Show that if we have three tangles as in Figure 2.33a, we can mutate several times in order to permute the tangles.

Note that we can then permute n tangles in a row. This is from Colin Adams; The Knot book exercise 2.25.

Answer 1

Denote a mutated $T_{i}$ by $T^{i}$ for convenience. Both $T_{2}$ and $T_{3}$ intersect a small region around themselves exactly 4 times. Consider then the region around both of them together. It also only intersects the region four times. Mutate this region. It is then $T^{3}$ and $T^{2}$. So our order of tangles is $T_{1},T^{3},T^{2}$. We can then mutate only $T^{3}$ to get the order $T_{1},T_{3},T^{2}$. Then we simply mutate $T^{2}$ to get the desired order $T_{1},T_{2},T_{3}$. I think this is correct based simply on the definition of mutation from wikipedia. I have not interacted with mutations before, very interesting.

Answer 2

To complement Jeremy's answer, you can also do the following. I'll use the same notation as it is convenient, keeping in mind that we will always mean left-to-right reflection when we say mutation.
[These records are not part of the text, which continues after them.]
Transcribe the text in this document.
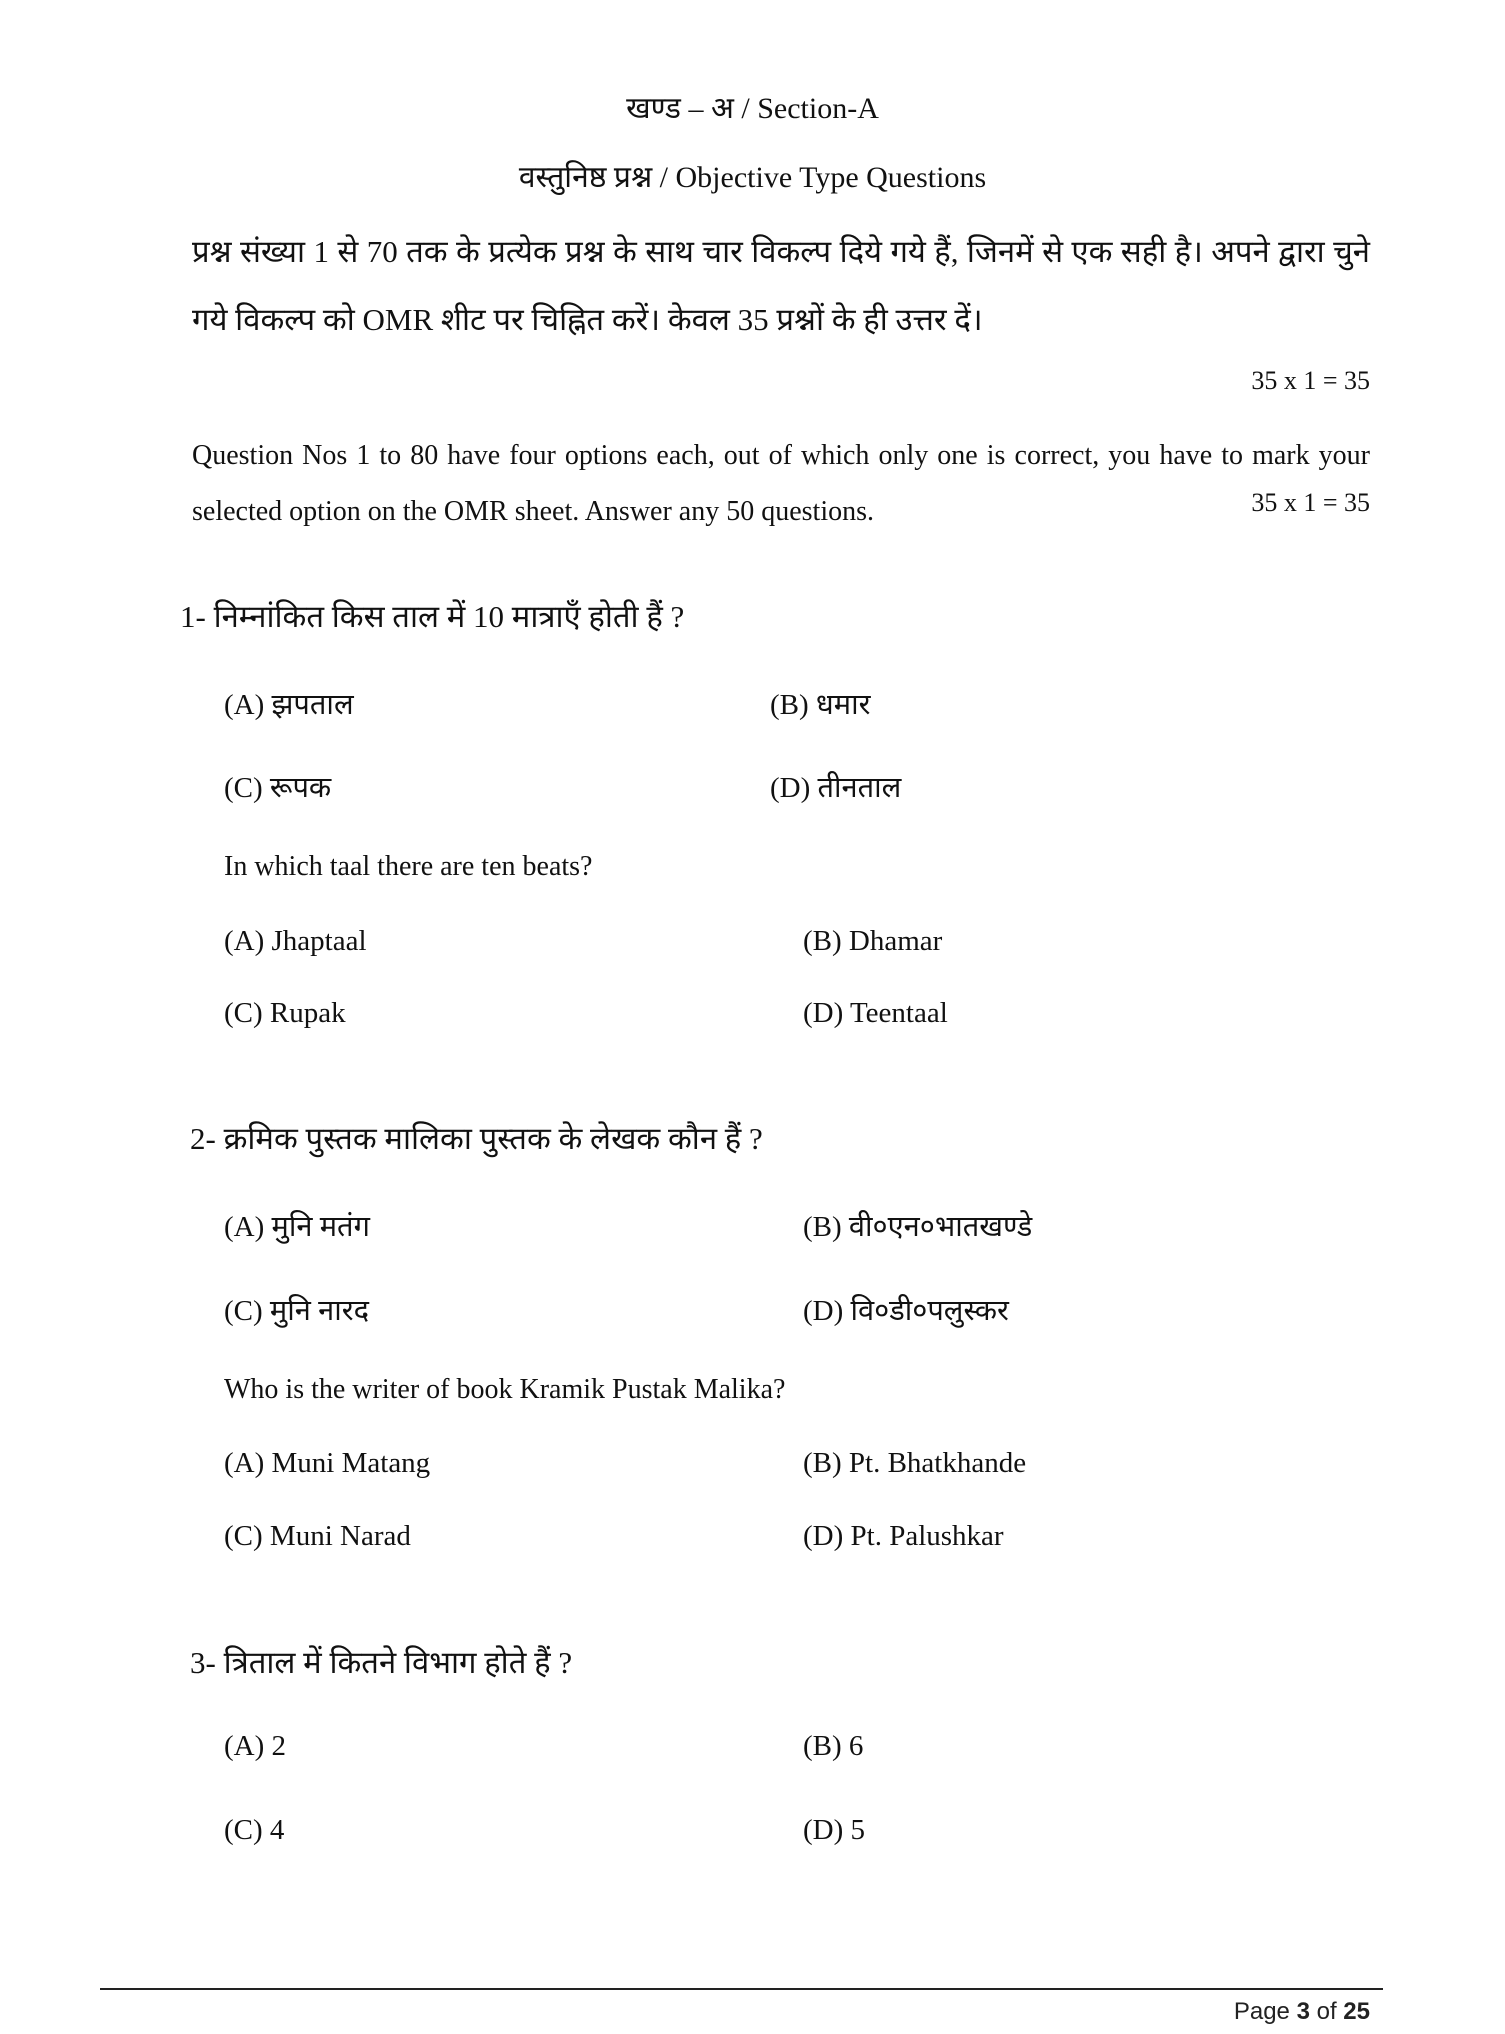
खण्ड – अ / Section-A
वस्तुनिष्ठ प्रश्न / Objective Type Questions
प्रश्न संख्या 1 से 70 तक के प्रत्येक प्रश्न के साथ चार विकल्प दिये गये हैं, जिनमें से एक सही है। अपने द्वारा चुने गये विकल्प को OMR शीट पर चिह्नित करें। केवल 35 प्रश्नों के ही उत्तर दें।
35 x 1 = 35
Question Nos 1 to 80 have four options each, out of which only one is correct, you have to mark your selected option on the OMR sheet. Answer any 50 questions.	35 x 1 = 35
1- निम्नांकित किस ताल में 10 मात्राएँ होती हैं ?
(A) झपताल	(B) धमार
(C) रूपक	(D) तीनताल
In which taal there are ten beats?
(A) Jhaptaal	(B) Dhamar
(C) Rupak	(D) Teentaal
2- क्रमिक पुस्तक मालिका पुस्तक के लेखक कौन हैं ?
(A) मुनि मतंग	(B) वी०एन०भातखण्डे
(C) मुनि नारद	(D) वि०डी०पलुस्कर
Who is the writer of book Kramik Pustak Malika?
(A) Muni Matang	(B) Pt. Bhatkhande
(C) Muni Narad	(D) Pt. Palushkar
3- त्रिताल में कितने विभाग होते हैं ?
(A) 2	(B) 6
(C) 4	(D) 5
Page 3 of 25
First note that $\overline{T_1T_2T_3}$, the closure of the composition of the tangles $T_1,T_2$ and $T_3$, is equal to $\overline{T_2T_3T_1}$ as cyclic permutations respect closure of tangles. We may now mutate the subtangle $T_2T_3T_1$ to get the knot $\overline{T^1T^3T^2}$ and now if we mutate each component subtangle individually we get the knot $\overline{T_1T_3T_2}$ as required.

This relies on the following easy to prove result that if $\mu$ is the left-to-right reflection mutation, then if $T_i$ and $T_j$ are tangles, $\mu(T_iT_j)=\mu(T_j)\mu(T_i)$. Algebraically this says that $\mu$ is an anti-automorphism on the monoid of tangles (with product being horizontal composition of tangles and identity being two vertical straight line segments).